The first thing you have to know is that Germans love America. They love the country and they call it Amerika in conversation even though they know one is supposed to say Vereinigte Staaten, United States. During my Berlin childhood, the word Amerika cast a powerful force field; it rang with possibility and promise.

AP Photo/dpa,Soeren Stache

AP Photo/dpa,Soeren Stache

Germans have felt the tug of the American Dream, for a long time. Since the eighteenth century, seven million Germans have immigrated to North America. They left their homeland looking for economic opportunities and religious and political freedom.

But the love for Amerika got its strongest boost at the least likely moment: after the Americans (with British, French and Russian allies) defeated Germany in World War Two.

I learned as a child that Germans were grateful to the Americans because of the role they played in liberating Germany from the nightmare of National Socialism. My relatives admired the GIs who occupied the country after 1945 - the young men embodied what Germans then lacked: Lässigkeit - a mix of cool, easy, casual. American music soothed wounded hearts and Hollywood movies sprouted fantasies of peacetime prosperity in Deutschland.

But it was more than that. Amerika was the mightiest country in the world and instead of punishing Germany, the US government rebuilt and protected the country they’d just defeated.

The American Marshal Plan jump-started West German reconstruction. American troops saved the city of West Berlin when the Soviets imposed a blockade, by airlifting basic supplies to the besieged population for an entire year. Most West Germans were grateful for NATO, with the US at its helm. Perhaps most importantly – and lastingly - the values of the US Constitution shaped the West German Verfassung which is one of the most democratic constitutions in the world.

Of course, Germans know that it wasn’t altruism – it was political strategy. The Cold War was very hot back then and it played out most immediately in Germany when the country was divided by the infamous Wall. West Germany’s economy would be capitalist, its growth would create a reliable market for American goods. Its geographic location made West Germany a perfect base for the US military, allowing for quick retaliation against the Soviet enemy.  

Germans have always known they played an important role for the United States and for the most part, they didn’t mind. They were Amerika’s loyal and steadfast partner. But since they have strong opinions and believe in open political discourse, Germans spoke out against the Atom bomb, against McCarthyism, against the Vietnam War. Today, they speak out against racism and mass incarceration. They do not support US military involvement in Iraq and other countries. They wonder about homelessness and mass shootings and America’s anti immigration policies.

Most of all, they wonder about the President.

“What’s going on over there?” my friends in Germany ask me. “How can this be happening?”

Young Germans are dismayed and angry at being called ‘bad, very bad’ by the US head of state. Older Germans are disappointed. Weren’t they the favorite friend, the Musterschüler - star pupil- of the country they admired?

Bad?
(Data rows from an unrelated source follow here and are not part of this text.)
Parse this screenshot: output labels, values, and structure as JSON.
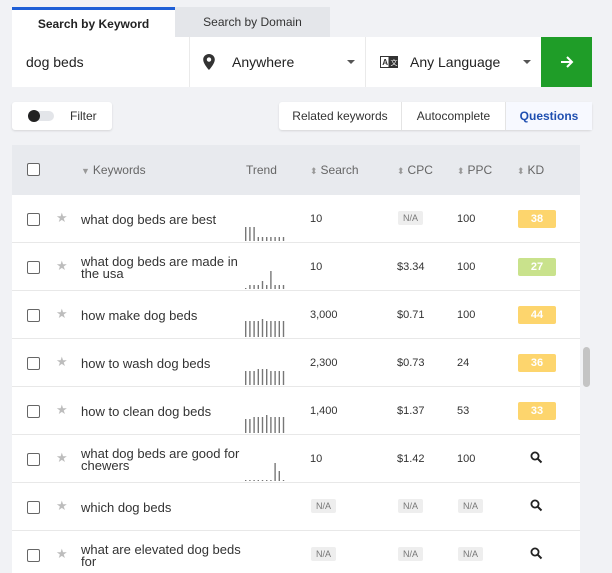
{
  "tabs": [
    {
      "label": "Search by Keyword",
      "active": true
    },
    {
      "label": "Search by Domain",
      "active": false
    }
  ],
  "search": {
    "keyword": "dog beds",
    "location": "Anywhere",
    "language": "Any Language"
  },
  "filter": {
    "label": "Filter",
    "enabled": false
  },
  "modes": [
    {
      "label": "Related keywords",
      "active": false
    },
    {
      "label": "Autocomplete",
      "active": false
    },
    {
      "label": "Questions",
      "active": true
    }
  ],
  "table": {
    "headers": {
      "keywords": "Keywords",
      "trend": "Trend",
      "search": "Search",
      "cpc": "CPC",
      "ppc": "PPC",
      "kd": "KD"
    },
    "rows": [
      {
        "keyword": "what dog beds are best",
        "search": "10",
        "cpc": "N/A",
        "ppc": "100",
        "kd": "38",
        "trend": [
          0.7,
          0.7,
          0.7,
          0.2,
          0.2,
          0.2,
          0.2,
          0.2,
          0.2,
          0.2
        ]
      },
      {
        "keyword": "what dog beds are made in the usa",
        "search": "10",
        "cpc": "$3.34",
        "ppc": "100",
        "kd": "27",
        "trend": [
          0.0,
          0.2,
          0.2,
          0.2,
          0.4,
          0.2,
          0.9,
          0.2,
          0.2,
          0.2
        ]
      },
      {
        "keyword": "how make dog beds",
        "search": "3,000",
        "cpc": "$0.71",
        "ppc": "100",
        "kd": "44",
        "trend": [
          0.8,
          0.8,
          0.8,
          0.8,
          0.9,
          0.8,
          0.8,
          0.8,
          0.8,
          0.8
        ]
      },
      {
        "keyword": "how to wash dog beds",
        "search": "2,300",
        "cpc": "$0.73",
        "ppc": "24",
        "kd": "36",
        "trend": [
          0.7,
          0.7,
          0.7,
          0.8,
          0.8,
          0.8,
          0.7,
          0.7,
          0.7,
          0.7
        ]
      },
      {
        "keyword": "how to clean dog beds",
        "search": "1,400",
        "cpc": "$1.37",
        "ppc": "53",
        "kd": "33",
        "trend": [
          0.7,
          0.7,
          0.8,
          0.8,
          0.8,
          0.9,
          0.8,
          0.8,
          0.8,
          0.8
        ]
      },
      {
        "keyword": "what dog beds are good for chewers",
        "search": "10",
        "cpc": "$1.42",
        "ppc": "100",
        "kd": "",
        "trend": [
          0.0,
          0.0,
          0.0,
          0.0,
          0.0,
          0.0,
          0.0,
          0.9,
          0.5,
          0.0
        ]
      },
      {
        "keyword": "which dog beds",
        "search": "N/A",
        "cpc": "N/A",
        "ppc": "N/A",
        "kd": "",
        "trend": []
      },
      {
        "keyword": "what are elevated dog beds for",
        "search": "N/A",
        "cpc": "N/A",
        "ppc": "N/A",
        "kd": "",
        "trend": []
      }
    ]
  },
  "colors": {
    "accent": "#1f5fd6",
    "go_button": "#1f9d28",
    "kd_yellow": "#fdd56d",
    "kd_green": "#c9e28c"
  },
  "icons": {
    "location": "pin-icon",
    "language": "translate-icon",
    "go": "arrow-right-icon",
    "favorite": "star-icon",
    "kd_lookup": "search-icon"
  }
}
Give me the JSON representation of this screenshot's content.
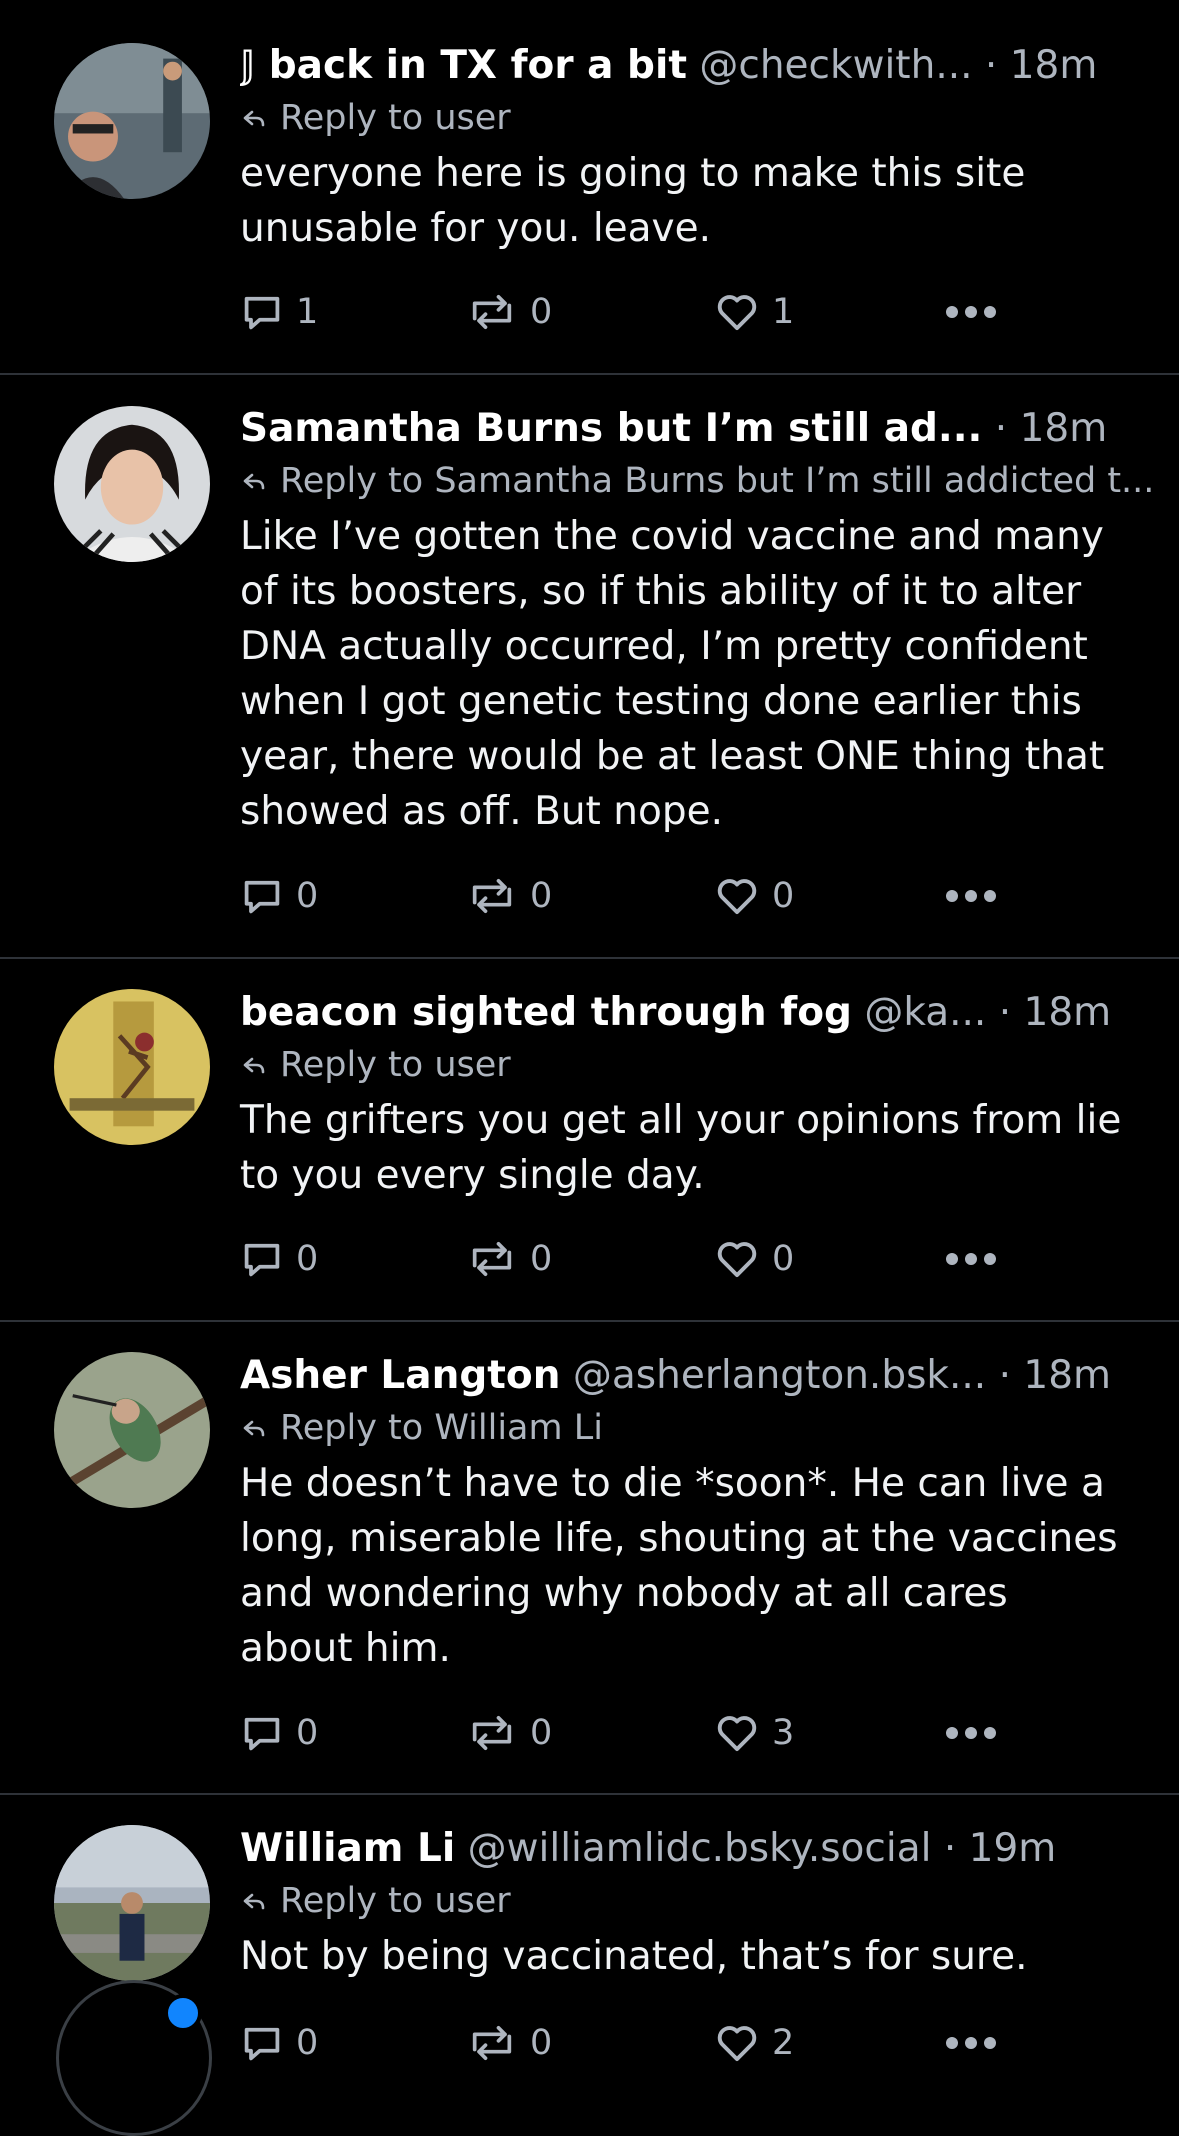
{
  "posts": [
    {
      "name": "𝕁 back in TX for a bit",
      "handle": "@checkwith...",
      "time": "· 18m",
      "reply_to": "Reply to user",
      "text": [
        "everyone here is going to make this site",
        "unusable for you. leave."
      ],
      "replies": "1",
      "reposts": "0",
      "likes": "1"
    },
    {
      "name": "Samantha Burns but I’m still ad...",
      "handle": "",
      "time": "· 18m",
      "reply_to": "Reply to Samantha Burns but I’m still addicted t...",
      "text": [
        "Like I’ve gotten the covid vaccine and many",
        "of its boosters, so if this ability of it to alter",
        "DNA actually occurred, I’m pretty confident",
        "when I got genetic testing done earlier this",
        "year, there would be at least ONE thing that",
        "showed as off. But nope."
      ],
      "replies": "0",
      "reposts": "0",
      "likes": "0"
    },
    {
      "name": "beacon sighted through fog",
      "handle": "@ka...",
      "time": "· 18m",
      "reply_to": "Reply to user",
      "text": [
        "The grifters you get all your opinions from lie",
        "to you every single day."
      ],
      "replies": "0",
      "reposts": "0",
      "likes": "0"
    },
    {
      "name": "Asher Langton",
      "handle": "@asherlangton.bsk...",
      "time": "· 18m",
      "reply_to": "Reply to William Li",
      "text": [
        "He doesn’t have to die *soon*. He can live a",
        "long, miserable life, shouting at the vaccines",
        "and wondering why nobody at all cares",
        "about him."
      ],
      "replies": "0",
      "reposts": "0",
      "likes": "3"
    },
    {
      "name": "William Li",
      "handle": "@williamlidc.bsky.social",
      "time": "· 19m",
      "reply_to": "Reply to user",
      "text": [
        "Not by being vaccinated, that’s for sure."
      ],
      "replies": "0",
      "reposts": "0",
      "likes": "2"
    }
  ],
  "icons": {
    "reply": "reply-arrow-icon",
    "comment": "comment-bubble-icon",
    "repost": "repost-icon",
    "like": "heart-icon",
    "more": "more-dots-icon"
  },
  "colors": {
    "background": "#000000",
    "muted": "#aeb5bf",
    "divider": "#2e3238",
    "accent": "#1185fe"
  }
}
Just because they are really good at making and selling cars? That’s what they were taught to do.

Bad? Because they take in hundreds of thousands of refugees and try to work out the ensuing challenges? That’s what they were taught to do.

Bad? Inevitably that adjective conjures up a time when Germans were known throughout the world as evil, trampling on rights and democratic values, unleashing a world war that devastated Europe, and organizing a Holocaust that killed 6 million Jews and forever transformed our thinking about civilization.

That, however, is not contemporary Germany. Today, Deutschland is a democratic, prosperous, conscientious country. Its politicians are aware that they have global responsibilities.

Germans know this is a different Amerika from the one they grew to love in the fifties. They understand that their love was always based partially on a fantasy, a myth. The current reality has not eclipsed the ideas of liberty and equality, not yet.

Even if every German knows today that the real United States are no longer the promised land, the word Amerika still vibrates with the possibility of there being a promised land – if not now, perhaps in the future?

It is possible to love someone and still hate what they do and the choices they make - I have experienced this with my parents, my spouse, even my children. When this happens, you have to make boundaries, limit contact, go your separate way for a while - maybe a long while.

It looks like that’s what Germany’s Chancellor Angela Merkel is proposing to do with Amerika.